I'm linking here from quantifier elimination, but there random graph seems to have somewhat different meaning: it's the graph which contains every finite graph as a subgraph or something like that. I would expect that there is a correlation between them, but these do not seem to be entirely identical notions. Anyone has insight into this? I hope to check this at some point. -- vkuncak

Oh yes vkuncak: on the one hand *THE* random graph is certain specific (unique up to isomorphism) graph with an infinite number (more specifically ) of vertices, on the other hand (informally) *A* random graph is a graph generated by some random process. More formally, it is any graph when viewed as a point in some probability space... in this latter view it's more common to talk about *random graphs* in plural, like in "random graphs have diameter 2"... however, most specialist would say "almost every graph have diameter 2" instead.

There is a very nice *equivalence* (so to speak, under certain restrictions) of both pictures, thanks to a marvelous theorem discovered independently by Fagin (on the one hand) and Glebskii, Kogan, Liogon and Talanov (on the other). In my opinion, the best source for this theorem is the excellent book by Joel Spencer "The Strange Logic of Random Graphs"... needless to say this is not but the tip of the iceberg. Xaman 23:32, 3 May 2006 (UTC)

[edit] What does percolation have to do with random graphs ?

And why is there a "blah blah blah etc." ? Is this a case of vandalism ? I'm writing this on 29-4-2006. I'll wait for a couple of months and if the percolation part has not been explained by then, I'll erase it.

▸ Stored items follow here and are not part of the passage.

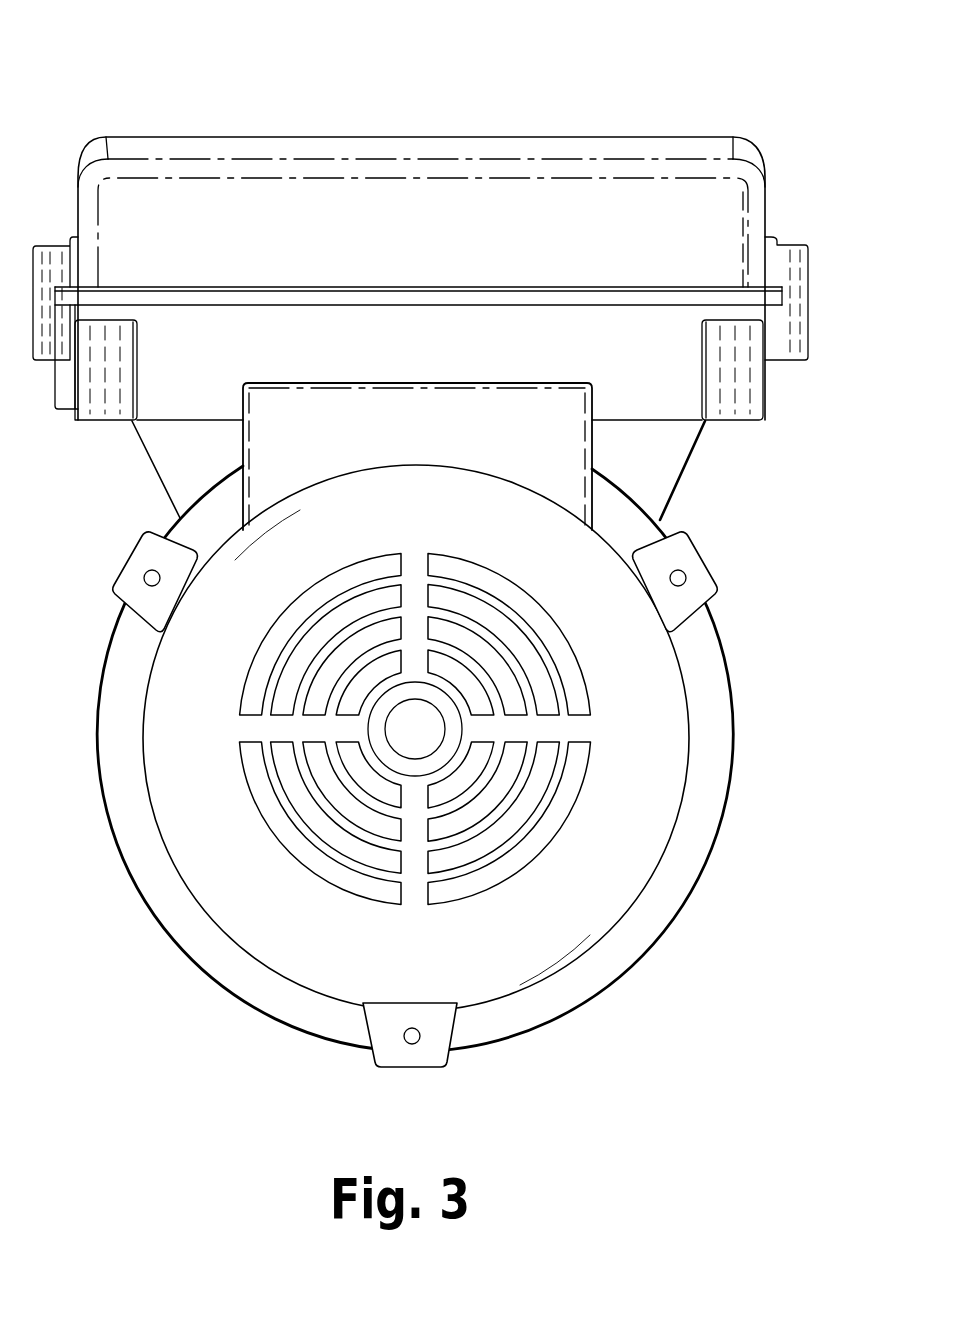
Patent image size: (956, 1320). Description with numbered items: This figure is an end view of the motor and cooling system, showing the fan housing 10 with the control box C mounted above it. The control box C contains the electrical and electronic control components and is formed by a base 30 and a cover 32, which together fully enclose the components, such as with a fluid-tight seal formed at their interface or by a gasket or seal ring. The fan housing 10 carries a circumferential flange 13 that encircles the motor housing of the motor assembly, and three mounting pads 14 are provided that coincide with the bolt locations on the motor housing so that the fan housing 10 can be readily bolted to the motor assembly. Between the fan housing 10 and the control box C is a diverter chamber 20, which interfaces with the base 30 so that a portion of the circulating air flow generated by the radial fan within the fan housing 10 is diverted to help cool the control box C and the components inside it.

The control box C is at (397, 137).
The cover 32 is at (765, 190).
The base 30 is at (747, 421).
The diverter chamber 20 is at (270, 440).
The mounting pads 14 is at (123, 567).
The circumferential flange 13 is at (665, 872).
The fan housing 10 is at (627, 965).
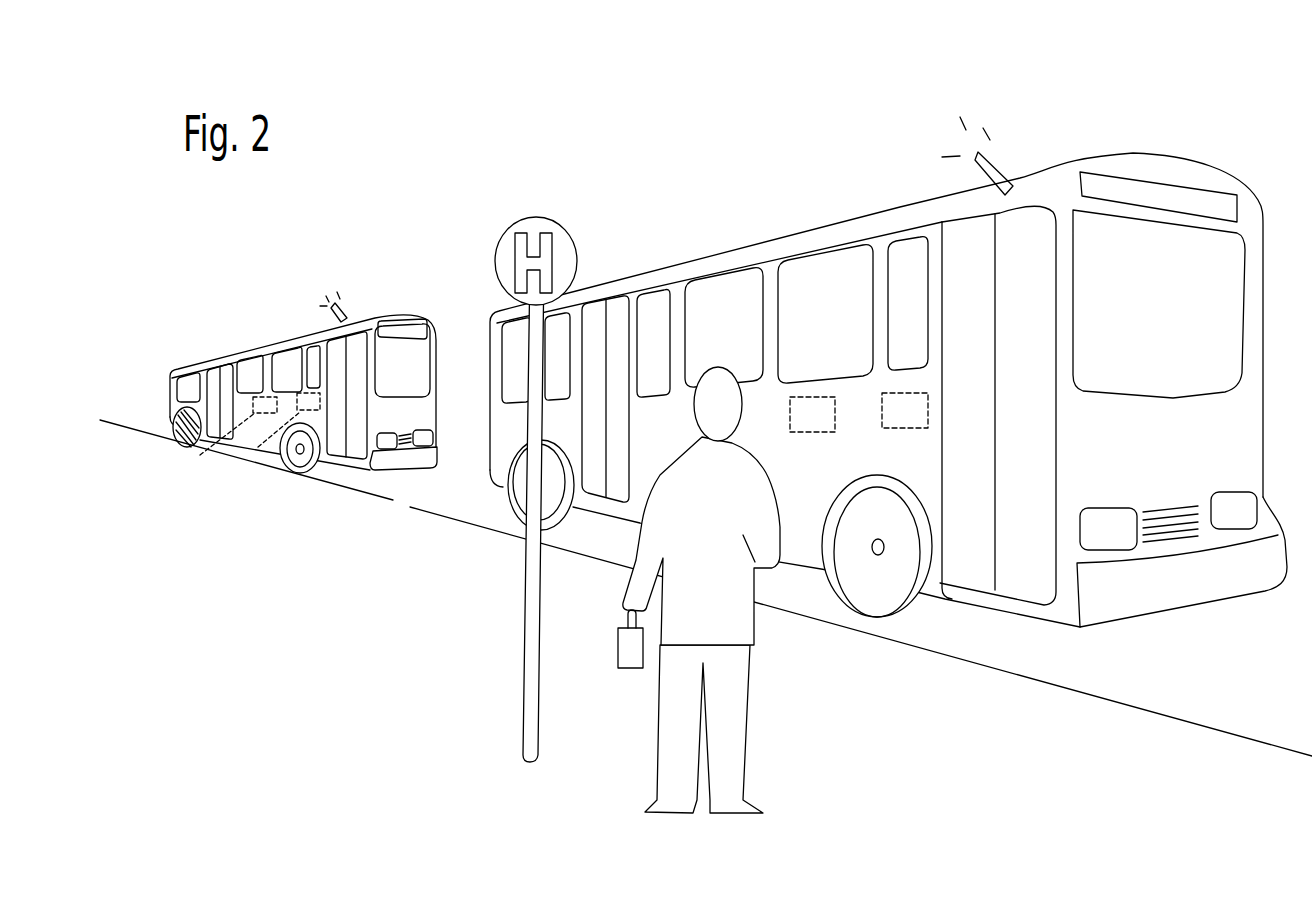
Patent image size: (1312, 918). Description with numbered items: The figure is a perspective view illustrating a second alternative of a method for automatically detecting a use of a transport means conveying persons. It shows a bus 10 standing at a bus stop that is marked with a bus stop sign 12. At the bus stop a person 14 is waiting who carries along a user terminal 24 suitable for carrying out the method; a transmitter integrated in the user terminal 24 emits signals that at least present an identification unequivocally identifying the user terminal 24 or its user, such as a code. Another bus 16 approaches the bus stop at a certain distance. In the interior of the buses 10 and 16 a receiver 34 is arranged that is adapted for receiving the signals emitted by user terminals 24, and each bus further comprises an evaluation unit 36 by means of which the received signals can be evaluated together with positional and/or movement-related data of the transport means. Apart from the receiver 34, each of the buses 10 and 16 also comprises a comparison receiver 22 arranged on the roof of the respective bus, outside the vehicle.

The bus 10 is at (1177, 137).
The bus stop sign 12 is at (563, 210).
The person 14 is at (765, 713).
The bus 16 is at (398, 312).
The comparison receiver 22 is at (1012, 130).
The user terminal 24 is at (613, 652).
The receiver 34 is at (913, 431).
The evaluation unit 36 is at (830, 433).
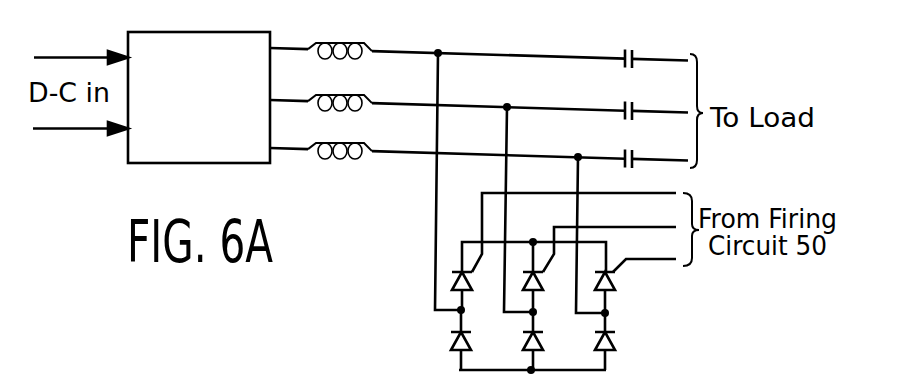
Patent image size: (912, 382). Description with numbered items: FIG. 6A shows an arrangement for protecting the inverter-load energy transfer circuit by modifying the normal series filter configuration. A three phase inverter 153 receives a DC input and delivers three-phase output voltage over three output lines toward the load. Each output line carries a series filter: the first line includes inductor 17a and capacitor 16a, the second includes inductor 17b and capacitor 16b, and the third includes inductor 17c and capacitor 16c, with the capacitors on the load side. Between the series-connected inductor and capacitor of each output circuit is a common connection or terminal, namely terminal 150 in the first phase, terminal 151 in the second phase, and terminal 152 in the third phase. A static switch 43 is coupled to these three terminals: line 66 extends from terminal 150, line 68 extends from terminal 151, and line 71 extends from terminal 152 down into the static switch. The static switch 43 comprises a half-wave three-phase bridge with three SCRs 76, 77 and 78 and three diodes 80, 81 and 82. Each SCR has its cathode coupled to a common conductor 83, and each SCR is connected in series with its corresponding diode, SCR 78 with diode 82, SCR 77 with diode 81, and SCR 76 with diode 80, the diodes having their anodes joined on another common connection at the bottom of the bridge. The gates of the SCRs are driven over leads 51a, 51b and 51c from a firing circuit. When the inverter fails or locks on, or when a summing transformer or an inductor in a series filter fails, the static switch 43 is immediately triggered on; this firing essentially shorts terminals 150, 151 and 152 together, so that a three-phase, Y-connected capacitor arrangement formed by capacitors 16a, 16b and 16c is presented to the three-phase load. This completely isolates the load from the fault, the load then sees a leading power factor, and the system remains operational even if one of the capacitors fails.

The three phase inverter 153 is at (199, 84).
The inductor 17a is at (368, 37).
The inductor 17b is at (366, 92).
The inductor 17c is at (366, 140).
The common connection or terminal 150 is at (438, 52).
The common connection or terminal 151 is at (507, 106).
The common connection or terminal 152 is at (578, 156).
The capacitor 16a is at (637, 50).
The capacitor 16b is at (637, 102).
The capacitor 16c is at (637, 150).
The line 66 is at (433, 180).
The line 68 is at (502, 180).
The line 71 is at (574, 180).
The common conductor 83 is at (516, 241).
The SCR 78 is at (470, 281).
The SCR 77 is at (542, 281).
The SCR 76 is at (616, 287).
The firing circuit lead 51a is at (650, 261).
The firing circuit lead 51b is at (645, 226).
The firing circuit lead 51c is at (636, 196).
The diode 82 is at (451, 338).
The diode 81 is at (523, 338).
The diode 80 is at (595, 338).
The static switch 43 is at (585, 341).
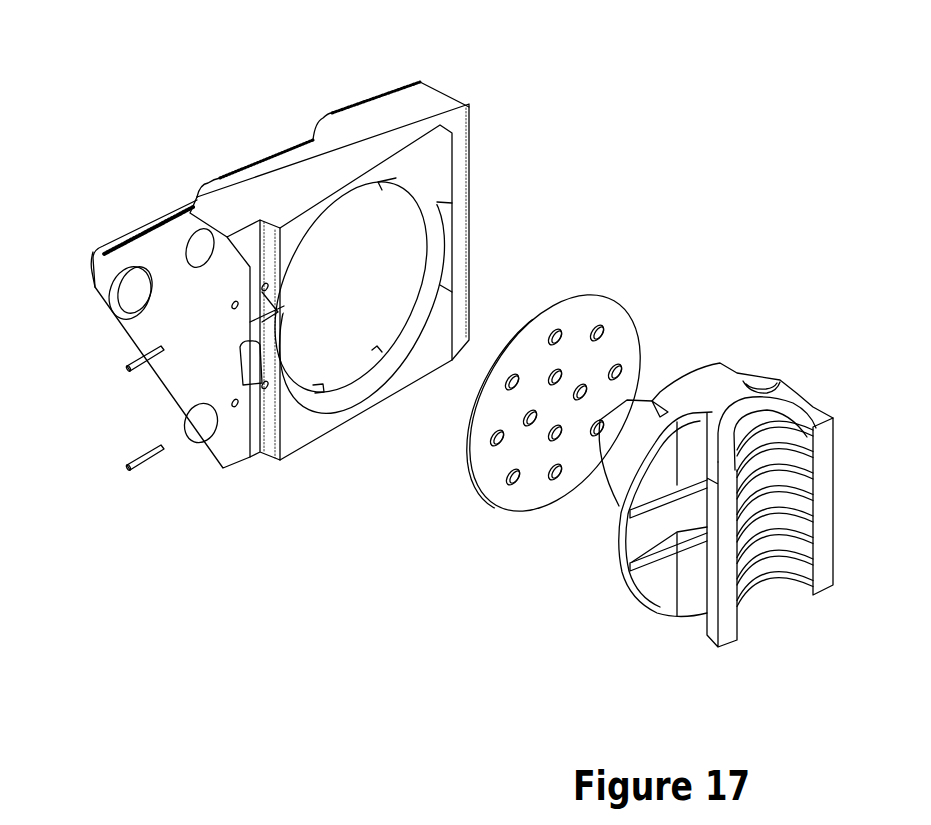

29-6-2006: I'm glad to see that the "blah blah" part has been erased but the reference to percolation has not been explained. I've read the article on "percolation" and although some things mentioned there do have a graph structure no connection is mentioned or is obvious specifically with random graphs. A lot of things have a graph structure and there's no more reason for percolation to be there than for dozens of other things. So I'm erasing the reference to it. I'll check again in the future to see if anyone objects.

04-11-2006: Percolation indeed has to do with random graphs. Suppose the graph grows with small-sized edges in something solid. What's the probability of any vertex touching the other side of the solid wall? That's percolation. And that's also r.g.62.118.128.63 01:12, 4 November 2006 (UTC)

[edit] Erdos-Renyi model

Is the Erdos-Renyi model related to random graphs? It would be great if the Erdos-Renyi model article would be created, as there are a bunch of articles which link to it. Oleg Alexandrov (talk) 16:45, 28 January 2007 (UTC)

[edit] visualizations

What this page really needs are some visualizations of random graphs versus other more organized graphs. You can see the difference when you look at them. Pwoolf (talk) 19:18, 8 May 2008 (UTC)